When the president rules by fiat, touting the dual powers of his pen and his phone, and the Supreme Court commandeers legislative power, political rule of law is obviously just a token on which feckless politicians run, paying lip service because it buoys political efficacy and turns out the vote.
But lost in the lamentations of the tarnishing of the Founders’ glorious vision is an equally pernicious perversion, that which has turned the criminal justice system into one where rule of law still exists, but as a caste system.
There is simply no way Hillary Clinton was unaware of the classification of materials she was emailing. The government’s classification system goes well beyond a simple email tagline bookmarking the sensitive nature of information. It is, after all, the federal government, so a complicated system of training and notation exists.
Yet, after months of dodging questions about her private email server, a clear violation of the Federal Records Act, and what sensitive information passed through it, federal agents have not raided Clinton’s home or the business that setup her home-brew server. Instead, Clinton directed David Kendall, her lawyer to turn over thumb drives containing copies of her emails- not the actual server- to the FBI. And the Justice Department has stated their willingness to allow Kendall to retain possession of the server.
At the same time government officials and journalists have been working around Clinton, Naval officer Kristian Saucier who foolishly took a selfie in front of a sonar screen on a submarine and then even more foolishly tried to destroy any record of it was indicted on espionage charges by the Justice Department and faces 20 years in prison.
The penalty for his actions, which are no more heinous than a lack of foresight, are harsh but just. Their is no excuse for negligence where military secrets are concerned. However, why is he being held accountable before the law while Clinton is kowtowed to?
The precedent for civil liberties and ides like blind justice is found in the Magna Carta. For the first time in history, accountability before the law became about more than the wrath of a slighted king. Broader, less mercurial powers became arbiter. However, this medieval concept of legal egalitarianism was still relative, enmeshed in the rigid class system of feudalism. Amercements, for instance, were handled differently depending upon whether one was a villein, a free man, a merchant, a baron or a member of the clergy.
This concept of legal egalitarianism is anathema to the American judicial system. Or, at least it used to be. Throughout the tenure of the Obama administration, countless officials- Eric Holder, Lois Lerner, John Koskinen, etc.- have been implicated in scandals that, if they were given credence and not dismissed as partisan smears, would certainly demand criminal charges.

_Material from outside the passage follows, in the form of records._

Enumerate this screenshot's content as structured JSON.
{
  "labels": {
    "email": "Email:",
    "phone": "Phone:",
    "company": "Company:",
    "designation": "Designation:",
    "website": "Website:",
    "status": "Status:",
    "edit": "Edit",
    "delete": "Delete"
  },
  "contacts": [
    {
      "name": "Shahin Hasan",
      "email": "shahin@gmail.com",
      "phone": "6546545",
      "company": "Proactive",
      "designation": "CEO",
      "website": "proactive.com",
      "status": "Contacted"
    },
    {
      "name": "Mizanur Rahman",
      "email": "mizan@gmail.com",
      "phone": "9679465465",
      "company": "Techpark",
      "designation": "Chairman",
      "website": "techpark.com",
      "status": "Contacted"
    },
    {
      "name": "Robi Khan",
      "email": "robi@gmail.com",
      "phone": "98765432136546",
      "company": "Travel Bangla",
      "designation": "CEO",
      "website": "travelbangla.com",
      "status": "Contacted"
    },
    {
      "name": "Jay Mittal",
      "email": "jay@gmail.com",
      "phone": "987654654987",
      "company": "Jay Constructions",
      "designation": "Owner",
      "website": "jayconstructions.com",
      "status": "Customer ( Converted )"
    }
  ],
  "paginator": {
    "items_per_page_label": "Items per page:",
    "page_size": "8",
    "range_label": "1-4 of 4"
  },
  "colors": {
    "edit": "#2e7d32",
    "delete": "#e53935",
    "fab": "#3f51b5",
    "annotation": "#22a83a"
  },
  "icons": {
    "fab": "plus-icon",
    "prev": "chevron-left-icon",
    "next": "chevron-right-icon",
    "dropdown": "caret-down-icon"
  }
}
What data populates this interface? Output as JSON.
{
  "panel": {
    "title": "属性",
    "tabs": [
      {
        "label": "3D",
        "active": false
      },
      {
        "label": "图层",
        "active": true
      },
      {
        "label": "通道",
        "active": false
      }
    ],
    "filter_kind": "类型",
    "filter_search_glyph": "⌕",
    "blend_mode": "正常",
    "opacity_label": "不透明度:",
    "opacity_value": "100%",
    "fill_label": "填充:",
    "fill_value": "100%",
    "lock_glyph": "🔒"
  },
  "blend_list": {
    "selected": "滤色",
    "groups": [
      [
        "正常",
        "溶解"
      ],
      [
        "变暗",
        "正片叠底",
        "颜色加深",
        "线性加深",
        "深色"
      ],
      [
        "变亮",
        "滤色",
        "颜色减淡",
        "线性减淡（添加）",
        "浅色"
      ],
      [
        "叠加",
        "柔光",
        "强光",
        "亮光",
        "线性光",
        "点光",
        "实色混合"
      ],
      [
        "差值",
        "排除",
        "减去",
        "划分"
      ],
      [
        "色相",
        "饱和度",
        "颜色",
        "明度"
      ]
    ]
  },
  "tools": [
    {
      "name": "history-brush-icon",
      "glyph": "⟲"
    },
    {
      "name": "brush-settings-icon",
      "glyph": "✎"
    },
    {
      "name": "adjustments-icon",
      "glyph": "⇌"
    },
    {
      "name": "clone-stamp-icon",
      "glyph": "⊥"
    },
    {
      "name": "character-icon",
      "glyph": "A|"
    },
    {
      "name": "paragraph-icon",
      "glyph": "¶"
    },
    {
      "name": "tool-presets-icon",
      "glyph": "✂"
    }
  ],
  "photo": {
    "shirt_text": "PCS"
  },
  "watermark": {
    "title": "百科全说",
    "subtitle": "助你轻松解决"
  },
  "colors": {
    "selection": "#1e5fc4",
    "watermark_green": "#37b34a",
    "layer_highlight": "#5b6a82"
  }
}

At the same time, stories of federal raids of private residences and businesses that run afoul of obscure laws or that seem to be trumped up to force compliance have risen. And there seems to be little willingness in the media to even look into whether abuse has occurred, let alone a drumming up of anger and demand for just reparations.
It’s hard to paint this as anything other than an introduction of classism in American law. So, is rule of law dead? Technically not, as average citizens and connected media and political hegemons are held to the same standard. Unfortunately, that standard just happens to have a different scale depending on one’s social status.